“A kingdom is seized from within,” writes Johnny L. Graves in his esoteric book, Body Space of the Inner Man. The realm he is referring to is that which is spoken of in the Gospels when Jesus proclaims that the kingdom of God doesn’t exist on the outside, but on the inside. What was Jesus referring to? Was he speaking metaphorically? Did he mean the soul? Was it the Holy Spirit?
These questions have fired the hearts of thinkers and writers for centuries. Graves, a minister and musician, feels the heat of such questions and looks not to quench the flames but to warm us with his insights about the invisible world of the spirit, creativity, the need for awareness and the transformation necessary for a shift in personal and global consciousness. At the center of all of this is a struggle between the will and desire. Our problems exist, Graves contests, when one is outbalancing the other: “to be successful in this warfare one must be able to discern both good and evil within his own mind.” Without this self-knowledge and the ability to direct one’s thoughts and soul in a positive way, the repercussions can be caustic.
Philosophical in tone, Graves’ book makes for interesting reading. His prose has an energetic, jazz-like, stream-of-consciousness feel to it that can be reminiscent of the 1960’s American philosopher Vernon Howard.

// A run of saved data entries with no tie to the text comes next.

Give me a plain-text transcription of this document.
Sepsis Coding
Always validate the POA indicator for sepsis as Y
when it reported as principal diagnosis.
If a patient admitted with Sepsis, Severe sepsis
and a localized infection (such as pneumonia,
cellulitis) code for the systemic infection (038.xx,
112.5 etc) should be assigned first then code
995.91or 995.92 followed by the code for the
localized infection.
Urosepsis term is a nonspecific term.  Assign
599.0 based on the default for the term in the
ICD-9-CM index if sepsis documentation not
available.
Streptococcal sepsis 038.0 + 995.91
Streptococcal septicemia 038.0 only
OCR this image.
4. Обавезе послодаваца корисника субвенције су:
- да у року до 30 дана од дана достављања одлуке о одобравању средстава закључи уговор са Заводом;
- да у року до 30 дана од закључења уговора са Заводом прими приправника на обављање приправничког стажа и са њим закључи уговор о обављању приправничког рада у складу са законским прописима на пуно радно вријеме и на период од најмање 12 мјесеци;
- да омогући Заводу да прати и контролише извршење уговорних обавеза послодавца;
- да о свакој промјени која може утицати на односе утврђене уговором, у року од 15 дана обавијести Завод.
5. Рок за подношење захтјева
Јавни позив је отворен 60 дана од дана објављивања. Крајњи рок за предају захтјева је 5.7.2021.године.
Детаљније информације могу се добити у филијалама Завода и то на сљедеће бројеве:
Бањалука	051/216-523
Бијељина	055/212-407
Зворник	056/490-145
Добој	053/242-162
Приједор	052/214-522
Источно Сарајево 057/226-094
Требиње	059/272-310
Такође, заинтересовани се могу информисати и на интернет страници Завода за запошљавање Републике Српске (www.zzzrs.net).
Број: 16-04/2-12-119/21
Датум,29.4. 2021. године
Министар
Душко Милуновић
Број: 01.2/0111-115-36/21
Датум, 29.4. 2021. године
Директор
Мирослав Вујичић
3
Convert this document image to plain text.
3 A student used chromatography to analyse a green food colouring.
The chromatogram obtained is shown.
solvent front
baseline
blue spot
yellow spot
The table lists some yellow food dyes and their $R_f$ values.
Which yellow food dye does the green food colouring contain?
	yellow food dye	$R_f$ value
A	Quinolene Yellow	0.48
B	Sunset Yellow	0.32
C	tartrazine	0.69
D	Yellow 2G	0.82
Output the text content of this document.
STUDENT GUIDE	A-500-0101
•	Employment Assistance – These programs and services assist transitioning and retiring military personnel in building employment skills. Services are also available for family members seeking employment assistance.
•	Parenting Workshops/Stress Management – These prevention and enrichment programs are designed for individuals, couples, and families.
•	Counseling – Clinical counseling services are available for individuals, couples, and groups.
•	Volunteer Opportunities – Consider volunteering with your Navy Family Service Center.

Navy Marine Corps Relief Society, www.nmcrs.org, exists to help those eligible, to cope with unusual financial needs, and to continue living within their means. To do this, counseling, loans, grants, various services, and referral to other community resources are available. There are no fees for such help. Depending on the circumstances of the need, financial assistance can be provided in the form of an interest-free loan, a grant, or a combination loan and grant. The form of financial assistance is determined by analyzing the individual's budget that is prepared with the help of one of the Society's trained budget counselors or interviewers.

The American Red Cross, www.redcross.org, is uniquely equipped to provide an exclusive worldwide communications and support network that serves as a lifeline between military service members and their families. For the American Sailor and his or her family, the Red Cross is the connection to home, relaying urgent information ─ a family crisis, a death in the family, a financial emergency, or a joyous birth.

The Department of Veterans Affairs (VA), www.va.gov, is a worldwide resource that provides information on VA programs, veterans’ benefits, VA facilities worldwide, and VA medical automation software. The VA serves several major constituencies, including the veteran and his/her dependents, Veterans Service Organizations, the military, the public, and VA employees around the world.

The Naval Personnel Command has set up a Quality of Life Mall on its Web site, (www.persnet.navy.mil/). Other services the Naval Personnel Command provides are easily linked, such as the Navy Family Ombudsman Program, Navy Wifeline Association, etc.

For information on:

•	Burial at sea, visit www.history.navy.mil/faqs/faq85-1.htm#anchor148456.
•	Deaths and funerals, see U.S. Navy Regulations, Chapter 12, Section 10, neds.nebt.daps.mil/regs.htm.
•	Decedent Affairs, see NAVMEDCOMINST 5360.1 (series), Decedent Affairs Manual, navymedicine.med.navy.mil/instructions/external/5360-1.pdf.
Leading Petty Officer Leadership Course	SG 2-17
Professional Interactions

However, the book is in need of a seasoned editor to help him flesh out some of his ideas in more detail and to more effectively connect some of his thoughts on the role of spirit and the human will in relation to the subconscious and conscious minds. Moreover, the book needs copy editing to correct a number of grammatical mistakes and typographical errors.
Body Space of the Inner Man is a quick read. Those interested in what esotericist Richard Smoley calls “Inner Christianity” will find a kindred spirit in Graves.
Also available in hardcover and ebook.